What are analysts saying?

The discrepancies arose from internal trades with low liquidity that were on swap contracts and not marked-to-market, Motilal Oswal Financial Services said in a note, indicating the trades were to do with 3/5-year yen and 8/10-year dollar borrowings. Until new investment norms kicked in from April 1, 2024, banks’ asset liability management (ALM) and treasury desks could do internal swaps, where typically one cash flow is exchanged for another.

“When currencies became volatile and the dollar strengthened, the treasury department booked these gains,” Reuters quoted a senior analyst as saying. “The bank should have reported the loss that the ALM desk faced due to the swap, but that was not done. Whether that was deliberate or a systemic goof up is yet to be determined,” the person told Reuters.

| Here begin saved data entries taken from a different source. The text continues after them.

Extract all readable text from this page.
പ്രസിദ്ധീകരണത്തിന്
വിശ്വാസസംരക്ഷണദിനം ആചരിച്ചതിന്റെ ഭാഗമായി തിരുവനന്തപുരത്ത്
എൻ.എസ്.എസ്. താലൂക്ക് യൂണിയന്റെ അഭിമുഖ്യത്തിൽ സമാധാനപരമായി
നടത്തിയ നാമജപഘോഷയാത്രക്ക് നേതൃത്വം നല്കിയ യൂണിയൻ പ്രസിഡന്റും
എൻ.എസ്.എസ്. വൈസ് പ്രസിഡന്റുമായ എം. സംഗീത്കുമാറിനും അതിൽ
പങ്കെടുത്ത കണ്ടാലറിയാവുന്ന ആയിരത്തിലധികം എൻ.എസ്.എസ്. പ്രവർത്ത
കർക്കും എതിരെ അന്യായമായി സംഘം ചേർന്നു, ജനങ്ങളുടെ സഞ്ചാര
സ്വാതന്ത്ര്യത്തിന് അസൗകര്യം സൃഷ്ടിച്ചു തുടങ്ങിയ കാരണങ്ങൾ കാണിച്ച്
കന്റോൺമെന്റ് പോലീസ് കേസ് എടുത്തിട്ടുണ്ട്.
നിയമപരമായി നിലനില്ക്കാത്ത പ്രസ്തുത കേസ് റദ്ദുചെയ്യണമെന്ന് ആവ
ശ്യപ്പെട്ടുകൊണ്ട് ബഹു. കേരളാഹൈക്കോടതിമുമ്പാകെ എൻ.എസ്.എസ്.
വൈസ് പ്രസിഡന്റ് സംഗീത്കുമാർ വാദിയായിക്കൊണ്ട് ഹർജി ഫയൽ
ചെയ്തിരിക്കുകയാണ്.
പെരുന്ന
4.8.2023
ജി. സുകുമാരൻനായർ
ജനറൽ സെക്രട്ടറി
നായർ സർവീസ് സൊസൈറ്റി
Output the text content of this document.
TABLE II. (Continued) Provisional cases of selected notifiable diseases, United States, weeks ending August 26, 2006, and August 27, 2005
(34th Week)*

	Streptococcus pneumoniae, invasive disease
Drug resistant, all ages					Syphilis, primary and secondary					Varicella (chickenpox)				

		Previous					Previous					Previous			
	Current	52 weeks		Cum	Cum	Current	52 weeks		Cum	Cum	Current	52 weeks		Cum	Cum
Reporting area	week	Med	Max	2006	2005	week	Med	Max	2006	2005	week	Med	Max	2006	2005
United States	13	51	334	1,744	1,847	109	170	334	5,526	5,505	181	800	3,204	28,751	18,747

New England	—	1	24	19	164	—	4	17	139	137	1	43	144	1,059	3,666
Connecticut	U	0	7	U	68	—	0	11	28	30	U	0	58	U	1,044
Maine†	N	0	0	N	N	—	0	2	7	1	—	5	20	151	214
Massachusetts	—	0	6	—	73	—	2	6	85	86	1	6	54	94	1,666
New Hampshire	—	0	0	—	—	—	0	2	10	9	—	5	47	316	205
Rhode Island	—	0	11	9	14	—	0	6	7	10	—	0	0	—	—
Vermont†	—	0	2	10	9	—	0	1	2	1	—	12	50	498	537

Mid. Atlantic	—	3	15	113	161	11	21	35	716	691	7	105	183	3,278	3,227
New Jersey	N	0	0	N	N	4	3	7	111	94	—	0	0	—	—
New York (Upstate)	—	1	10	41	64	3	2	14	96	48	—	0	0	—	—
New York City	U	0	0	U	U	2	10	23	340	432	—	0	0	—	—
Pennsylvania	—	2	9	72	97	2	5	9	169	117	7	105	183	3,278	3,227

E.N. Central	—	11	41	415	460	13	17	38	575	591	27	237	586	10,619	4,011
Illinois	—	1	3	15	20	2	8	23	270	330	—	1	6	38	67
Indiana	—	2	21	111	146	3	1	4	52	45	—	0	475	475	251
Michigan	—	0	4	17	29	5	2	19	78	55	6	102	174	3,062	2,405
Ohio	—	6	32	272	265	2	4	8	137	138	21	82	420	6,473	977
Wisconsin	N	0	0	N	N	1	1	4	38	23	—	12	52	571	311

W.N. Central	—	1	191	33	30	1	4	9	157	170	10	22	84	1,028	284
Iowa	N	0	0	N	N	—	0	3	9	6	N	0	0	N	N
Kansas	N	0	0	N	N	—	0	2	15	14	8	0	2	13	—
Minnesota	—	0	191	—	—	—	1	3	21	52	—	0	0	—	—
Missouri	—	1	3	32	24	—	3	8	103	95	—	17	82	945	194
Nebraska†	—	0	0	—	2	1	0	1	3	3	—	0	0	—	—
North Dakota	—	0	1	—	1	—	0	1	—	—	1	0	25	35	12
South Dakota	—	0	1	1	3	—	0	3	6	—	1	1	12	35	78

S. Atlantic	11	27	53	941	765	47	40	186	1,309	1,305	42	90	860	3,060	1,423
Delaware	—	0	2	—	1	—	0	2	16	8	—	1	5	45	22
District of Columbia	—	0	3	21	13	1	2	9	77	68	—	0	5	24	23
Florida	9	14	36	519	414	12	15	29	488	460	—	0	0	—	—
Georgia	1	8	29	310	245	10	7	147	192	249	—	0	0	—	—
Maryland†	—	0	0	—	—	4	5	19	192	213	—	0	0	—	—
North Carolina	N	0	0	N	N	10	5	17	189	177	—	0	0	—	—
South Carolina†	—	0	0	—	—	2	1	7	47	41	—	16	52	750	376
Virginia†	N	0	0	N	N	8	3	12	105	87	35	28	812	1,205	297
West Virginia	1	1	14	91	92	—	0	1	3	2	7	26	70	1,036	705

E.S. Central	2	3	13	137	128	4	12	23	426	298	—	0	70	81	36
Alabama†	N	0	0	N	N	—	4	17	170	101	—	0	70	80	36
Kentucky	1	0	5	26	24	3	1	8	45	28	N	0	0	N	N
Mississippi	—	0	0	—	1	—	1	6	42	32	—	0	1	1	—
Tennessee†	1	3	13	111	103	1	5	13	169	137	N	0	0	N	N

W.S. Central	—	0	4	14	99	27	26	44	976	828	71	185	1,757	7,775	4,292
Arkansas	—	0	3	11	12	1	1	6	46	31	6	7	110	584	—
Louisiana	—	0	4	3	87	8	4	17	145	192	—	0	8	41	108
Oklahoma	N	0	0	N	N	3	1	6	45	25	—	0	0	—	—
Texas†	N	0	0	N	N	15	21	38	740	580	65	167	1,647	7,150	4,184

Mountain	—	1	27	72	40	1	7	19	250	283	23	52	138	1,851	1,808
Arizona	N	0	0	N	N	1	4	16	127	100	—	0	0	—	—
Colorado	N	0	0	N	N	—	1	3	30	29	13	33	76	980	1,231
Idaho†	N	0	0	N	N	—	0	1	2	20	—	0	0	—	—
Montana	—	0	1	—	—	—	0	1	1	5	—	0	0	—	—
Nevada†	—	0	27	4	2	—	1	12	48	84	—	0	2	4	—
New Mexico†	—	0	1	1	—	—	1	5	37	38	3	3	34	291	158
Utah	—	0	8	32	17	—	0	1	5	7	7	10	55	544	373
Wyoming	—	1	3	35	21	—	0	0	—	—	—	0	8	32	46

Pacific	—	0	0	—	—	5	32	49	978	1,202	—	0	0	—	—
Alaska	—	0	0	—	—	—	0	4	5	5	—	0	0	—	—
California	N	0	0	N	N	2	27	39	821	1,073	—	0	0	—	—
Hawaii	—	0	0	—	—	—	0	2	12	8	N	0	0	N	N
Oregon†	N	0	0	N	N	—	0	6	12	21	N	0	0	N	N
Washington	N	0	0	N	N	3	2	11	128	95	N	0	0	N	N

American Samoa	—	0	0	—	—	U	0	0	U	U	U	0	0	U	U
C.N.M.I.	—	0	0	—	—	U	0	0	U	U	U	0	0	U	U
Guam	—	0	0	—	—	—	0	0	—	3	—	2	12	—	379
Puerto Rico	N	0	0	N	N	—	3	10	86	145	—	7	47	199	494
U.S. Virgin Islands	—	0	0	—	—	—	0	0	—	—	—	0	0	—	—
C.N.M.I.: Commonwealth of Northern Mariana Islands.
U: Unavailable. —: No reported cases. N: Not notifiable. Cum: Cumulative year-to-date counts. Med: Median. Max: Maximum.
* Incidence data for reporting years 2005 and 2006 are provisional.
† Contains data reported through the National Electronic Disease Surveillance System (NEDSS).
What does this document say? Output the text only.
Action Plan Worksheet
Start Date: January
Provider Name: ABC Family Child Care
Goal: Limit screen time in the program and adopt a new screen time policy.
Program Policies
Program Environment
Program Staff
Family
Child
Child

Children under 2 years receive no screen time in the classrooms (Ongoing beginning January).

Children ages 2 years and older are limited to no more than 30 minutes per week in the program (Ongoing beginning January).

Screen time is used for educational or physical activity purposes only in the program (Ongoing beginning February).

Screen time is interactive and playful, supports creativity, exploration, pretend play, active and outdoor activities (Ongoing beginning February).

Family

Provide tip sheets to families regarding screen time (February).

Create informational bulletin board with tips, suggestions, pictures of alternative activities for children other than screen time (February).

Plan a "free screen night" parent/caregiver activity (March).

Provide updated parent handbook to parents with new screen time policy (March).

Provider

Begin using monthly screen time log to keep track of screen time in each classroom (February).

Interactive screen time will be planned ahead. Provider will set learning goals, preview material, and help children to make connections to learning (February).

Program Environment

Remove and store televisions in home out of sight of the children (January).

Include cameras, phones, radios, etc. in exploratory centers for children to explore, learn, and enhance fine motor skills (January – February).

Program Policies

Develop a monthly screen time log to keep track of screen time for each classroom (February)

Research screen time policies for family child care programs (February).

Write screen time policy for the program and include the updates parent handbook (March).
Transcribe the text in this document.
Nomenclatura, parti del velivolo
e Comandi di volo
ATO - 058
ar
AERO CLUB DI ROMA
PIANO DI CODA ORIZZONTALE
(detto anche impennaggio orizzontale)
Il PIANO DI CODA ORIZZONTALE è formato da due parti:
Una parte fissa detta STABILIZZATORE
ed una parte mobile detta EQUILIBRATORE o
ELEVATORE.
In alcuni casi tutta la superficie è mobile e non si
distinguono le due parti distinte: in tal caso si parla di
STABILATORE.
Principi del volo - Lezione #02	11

Domestic brokerage Nuvama also expressed concern over the delayed disclosure. “The bank said that they wanted to give out a best-case estimate of the impact; hence, it was not disclosed during the Q3FY25 earnings call,” it said.

What will the bank do now?

IndusInd Bank has already appointed an external agency to independently review and validate the internal findings. A final report of the external agency is awaited, based on which the potential impact may need to be revised. Media reports say PwC is most probably the external agency doing the review. The loss will be likely accounted for in the March, 2025 quarter or June quarter of FY 26. The bank has said that its profitability and capital adequacy are strong enough to absorb the one-time impact.

The promoter of the bank, Ashoka Hinduja, also assured investors that the bank’s financials remain healthy, and the promoters would inject capital if any capital requirement arose. “Shareholders shouldn’t panic. These are normal routine problems. I under-stand their concern is over why they were not informed earlier. Banking businesses are based on integrity and trust,” he told CNBC-TV18, emphasis-ing that it was the bank which had brought the issue to attention.

Will worse follow?

Multiple brokerages have downgraded the IndusInd Bank stock and reduced price targets. Pointing out that the bank’s estimates of the adverse impact is post tax, ICICI Securities said the pre-tax hit would be higher at Rs 2,000-2,100 crore. “The hit is likely to run through P&L, and the bank could even report a loss in Q4FY25,” it said. This would hit overall earnings by 25%.

The inherent risks in banking make picking a bank stock difficult. In recent years, Yes Bank, RBL Bank, Bandhan Bank have all faced their share of trouble. As Devina Mehra, founder & CMD of First Global, wrote in her LinkedIn post, it is in the structure of the business where negative surprises outweigh positive surprises. “This is one business where higher than expected growth may not be a good thing at all except that you come to know of the problems created only some years later,” she said.

The key question now is whether this is a one-off event or the start of something bigger.